On the day of the first real smelt, Dan layered charcoal and crushed ore inside the furnace. Bob pumped. The heat climbed until the interior glowed white. The furnace roared like a living thing. They fed it for hours, taking turns, eyes fixed on the fire.
Then it happened.
From the lower opening, through the crust of cooling slag, a dull reddish bead appeared. Then another. Tiny drops sliding down, hardening into rough, misshapen lumps.
“Yes,” Dan breathed. His hands trembled from exhaustion. “That’s it.”
The first copper was dirty, pocked with bubbles and trapped slag. Still, it was copper. Soft. Malleable. Something entirely new to this world.
From those first scraps they made needles, flattened and bent, quickly claimed by women mending clothing. Fishhooks sharper and stronger than bone. The simple act of bending metal instead of carving stone for hours felt like sorcery.
“It starts with copper,” Dan told Bob one evening, turning a small ingot in his fingers. “If we find tin or antimony, we get bronze.

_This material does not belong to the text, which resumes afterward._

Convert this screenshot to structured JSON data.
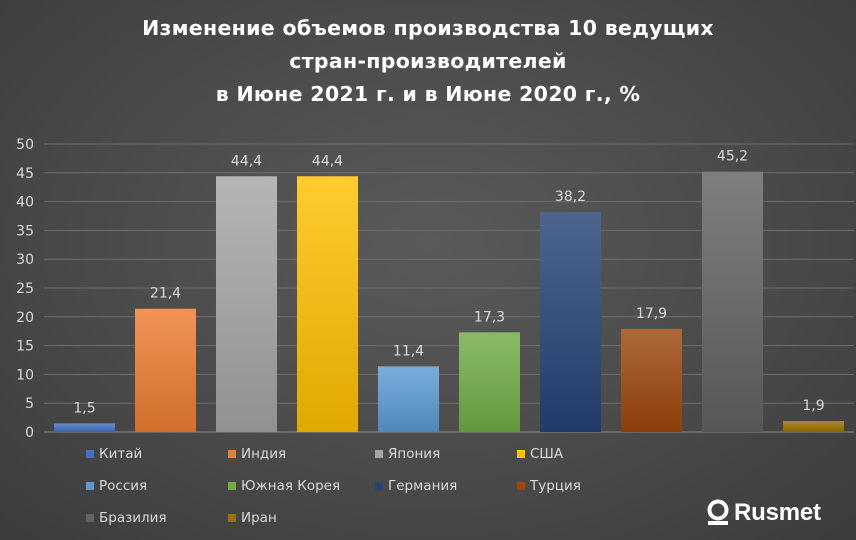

Harder. Better. And someday iron.”
“Iron,” Bob repeated, wiping sweat from his face, pretending he fully understood.
“It’s out there.” Dan nodded toward hills where the soil glowed rust red in places. “I have seen the color. But iron needs more heat. We are not there yet.”
He did not finish the thought. In his mind he was already building a better furnace, imagining the first bloom of iron that would need to be hammered for hours to drive out the slag.
That was tomorrow.
Today they had copper.
Charcoal production became constant work. Forest turned into fuel. Pits were dug, filled, sealed, and opened again to reveal black treasure. The settlement hummed like a disturbed hive. Women hauled clay. Men carried ore. Children gathered brush. Everyone played a part in a change they did not yet fully grasp.
Dan stood before the smoking furnace and watched metal flow obedient to fire. They had crossed a line. From stone to copper. There was no going back.
Cleared forest became gardens. The burned soil beyond the village accepted seed. Millet. Wild sorghum. Yams. Palisades rose along the edges to keep out boar and monkeys. The first harvests came in.
Six children were born that year.
One was his son.
The boy had his mother’s eyes and Dan’s nose. They named him Kelan. A simple name, but to Dan it carried more weight than history. Heir. Hope. A piece of him that would outlive him in this age.
He held the child and could not stop smiling.
“You know,” he told Bob quietly, “for the first time in a long while, I do not feel like dying.”
“That’s the win, boss,” Bob said with a crooked grin. “Even if the whole world’s on fire.”
And in a way, it was. The ground burned with labor. The air with expectation. Hearts with the stubborn desire to live better than yesterday.
They were no longer survivors.
They were builders.
Expansion loomed. Hunters trained harder. Craftsmen refined their skills. Messengers traveled farther. What had once sounded like myth was turning solid.
Dan stood on a hill overlooking the village and felt something new.
Satisfaction.
And a trace of fear.
Because the next step would matter more than any before it.